Crawford forced himself not to scowl. Damn the man, he thought. Might just as easily have been his daughter indeed!

“Get your gun loaded again,” McKee told Gabriel. “Load two, if you have them.”

CHAPTER NINE

I have a friend in ghostland—

Early found, ah me, how early lost!—

Blood-red seaweeds drip along that coastland

By the strong sea wrenched and tossed.

In every creek there slopes a dead man’s inlet,

For there comes neither night nor day.

— Christina Rossetti, “A Coast-Nightmare”

THE DINNER AT La Sablonniere in Leicester Square was, Gabriel thought cautiously, going as well as could be expected. He was more comfortable with the informal dinners he served for friends at home—“nothing but oysters and of course the seediest of clothes,” as he often specified in his invitations — but this dressing up for an elegant restaurant was what Lizzie had apparently wanted.

It helped that the young poet Swinburne was there.
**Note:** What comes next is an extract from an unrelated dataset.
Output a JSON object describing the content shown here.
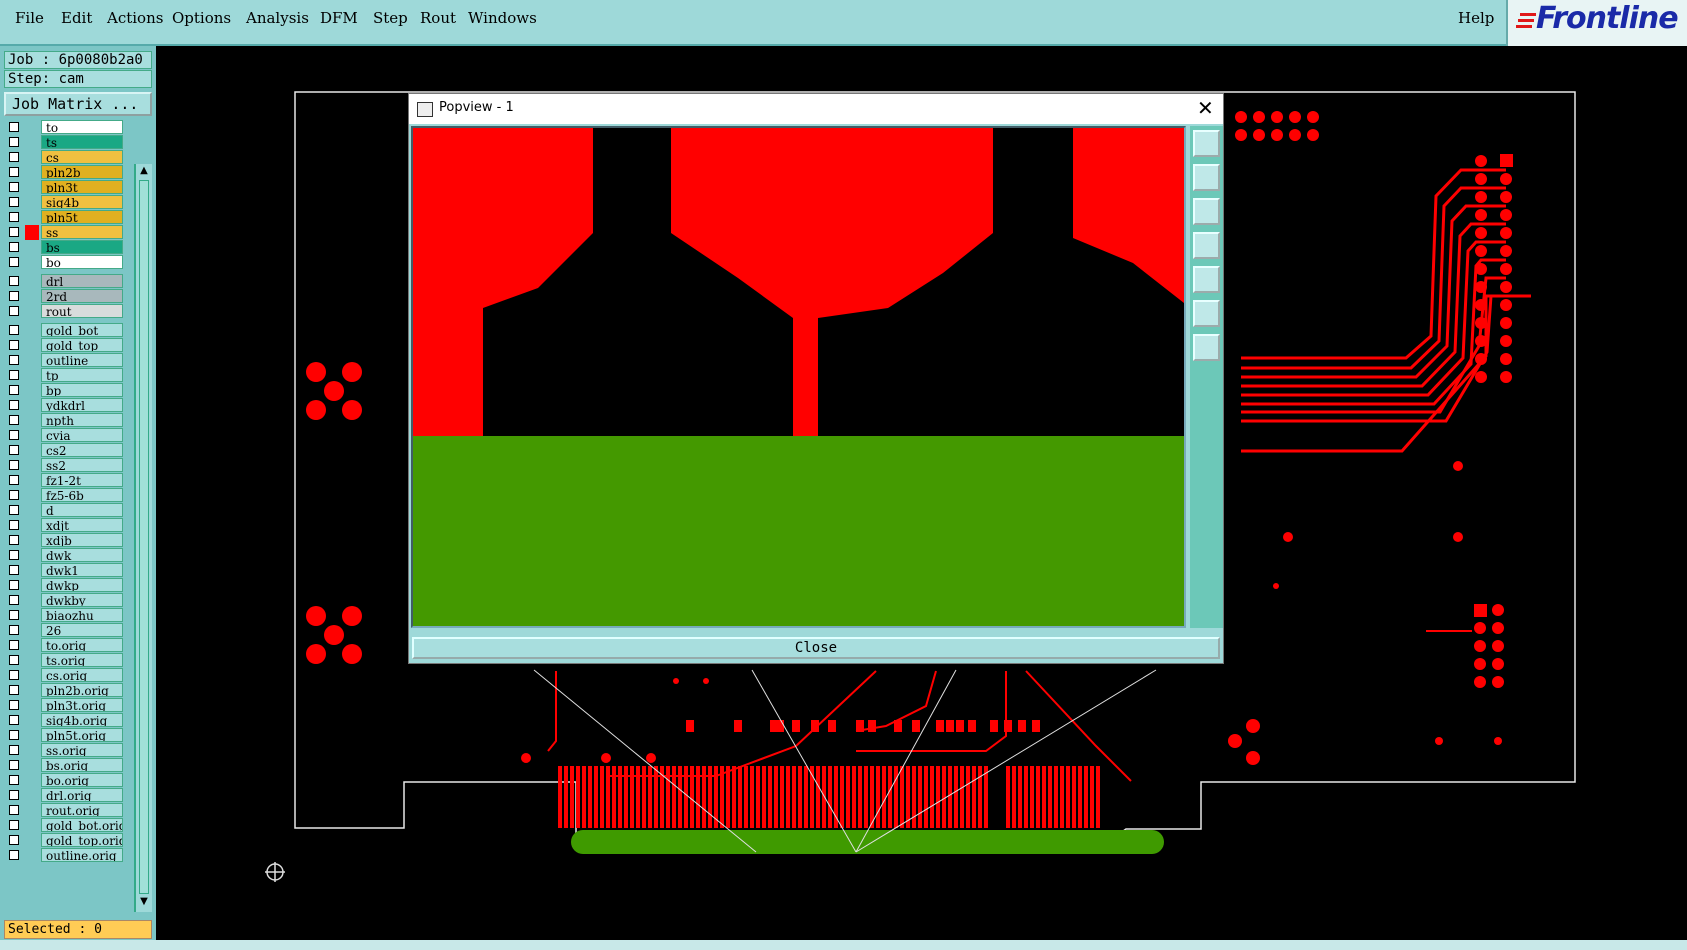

Swinburne was twenty-five but looked a malnourished sixteen, and his wild mane of kinky hair was the same carroty color as Lizzie’s, and his twitchy cheerfulness often sparked a like response in Lizzie.

Lizzie had in fact vacillated all evening between giddy hilarity and a wooden silence, and she had drunk several glasses of Haut-Brion Blanc but had eaten only a few bites of her supreme de volaille, a chicken breast in a white sauce; Gabriel recognized all this as the effects of her damned laudanum.